Her father handed the gun to an officer behind him.
“You’ll never, never know how glad I am to see you!” Herculeah cried. She opened her arms and rushed forward.
Meat thought for one glorious moment she was coming to throw her arms around him. He was just getting his hands out of his jacket pockets so he could participate in the hug when she rushed past him and threw her arms around her father.r />
“Dad! Dad! How did you know I was in trouble? How did you know to come?”
“You can thank your friend for that. Albert called me. Then I got your mom on her cell phone. She’s been worried about you—obviously with good reason. You’re all right?”
“Yes, now that you’re here I’m fine.”
“Let’s go where we can talk.”
“There’s a man on the stairs.” She nodded toward the stairs behind her without leaving the safety of her dad’s arms. “And up in the tower room there’s the real Nurse Wegman. She has a head injury, and ... oh, it was too much for me.” She buried her head in her father’s chest.
“It’s not your problem anymore. I’ll get some officers to see about them. I’ve got half the police force here with me.”
She lifted her head. “And old Mr. Hunt—the man I was reading to upstairs—was unconscious when I left him.”
“Check upstairs, too,” he told an officer.
Herculeah glanced over her shoulder and saw Meat. “And Meat!” she said, acknowledging him at last. “How did you get here?”
“I was waiting out by the gate, and your dad gave me a lift the rest of the way.” He did not mention that the only good way to arrive at Haunt House was in a police car with two policemen in the front seat.

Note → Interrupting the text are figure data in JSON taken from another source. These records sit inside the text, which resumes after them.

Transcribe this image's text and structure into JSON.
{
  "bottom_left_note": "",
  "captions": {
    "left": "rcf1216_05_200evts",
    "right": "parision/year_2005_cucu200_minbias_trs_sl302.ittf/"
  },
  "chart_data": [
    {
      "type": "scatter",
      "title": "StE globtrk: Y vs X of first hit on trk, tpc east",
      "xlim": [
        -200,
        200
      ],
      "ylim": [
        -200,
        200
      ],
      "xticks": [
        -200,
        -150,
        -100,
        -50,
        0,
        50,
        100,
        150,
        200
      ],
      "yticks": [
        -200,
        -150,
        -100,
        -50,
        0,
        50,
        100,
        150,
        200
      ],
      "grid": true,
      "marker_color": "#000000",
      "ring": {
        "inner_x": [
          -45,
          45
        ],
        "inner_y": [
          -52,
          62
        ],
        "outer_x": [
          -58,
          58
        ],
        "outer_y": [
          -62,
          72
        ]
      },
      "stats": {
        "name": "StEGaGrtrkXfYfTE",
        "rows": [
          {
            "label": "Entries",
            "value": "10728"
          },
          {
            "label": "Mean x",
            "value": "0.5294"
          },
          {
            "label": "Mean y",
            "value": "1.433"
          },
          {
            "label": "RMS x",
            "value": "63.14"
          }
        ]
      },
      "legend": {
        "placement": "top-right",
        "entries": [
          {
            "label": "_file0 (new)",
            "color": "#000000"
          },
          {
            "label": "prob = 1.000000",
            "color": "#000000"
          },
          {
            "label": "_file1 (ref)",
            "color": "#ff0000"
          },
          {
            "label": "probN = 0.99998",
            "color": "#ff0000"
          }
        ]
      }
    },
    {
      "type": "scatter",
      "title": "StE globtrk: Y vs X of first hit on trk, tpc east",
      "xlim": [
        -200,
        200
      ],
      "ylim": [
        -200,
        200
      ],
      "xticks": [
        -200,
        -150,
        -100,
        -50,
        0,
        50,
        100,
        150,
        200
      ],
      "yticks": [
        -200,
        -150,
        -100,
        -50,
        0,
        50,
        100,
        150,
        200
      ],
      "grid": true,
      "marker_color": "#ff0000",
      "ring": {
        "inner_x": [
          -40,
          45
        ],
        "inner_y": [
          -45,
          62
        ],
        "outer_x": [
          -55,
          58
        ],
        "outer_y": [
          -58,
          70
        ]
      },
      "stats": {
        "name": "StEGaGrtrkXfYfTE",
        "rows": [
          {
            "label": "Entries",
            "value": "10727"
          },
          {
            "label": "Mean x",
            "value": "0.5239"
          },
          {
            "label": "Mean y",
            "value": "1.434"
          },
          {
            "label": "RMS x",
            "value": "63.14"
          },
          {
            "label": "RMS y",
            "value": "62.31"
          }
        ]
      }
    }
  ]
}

“Meat filled me in on some of what happened, but you’ll have to tell me the rest.”
They walked down the hall, and Herculeah was gracious enough to call over her shoulder, “You come, too, Meat. I need you.”
He came.
29
OH, MOM
“I see now that I absolutely cannot trust you,” Herculeah’s mother said.
Herculeah said, “Oh, Mom.”
“You’re worse than an infant. I ought to have my head examined for asking you to read to Mr. Hunt. I should have known you’d go poking your nose in where it didn’t belong.”
Herculeah and her mom were driving home through the black gates of Hunt House. They were in the front seat of the car, talking. Meat sat alone in the backseat, listening.
They had seen the two Nurse Wegmans and Mr. Hunt loaded into ambulances and on their way to the hospital. They had waited for the housekeeper to arrive and look after the sister. “I knew something was wrong about that nurse as soon as she fired me,” the housekeeper had said. Now the three of them were on their way home.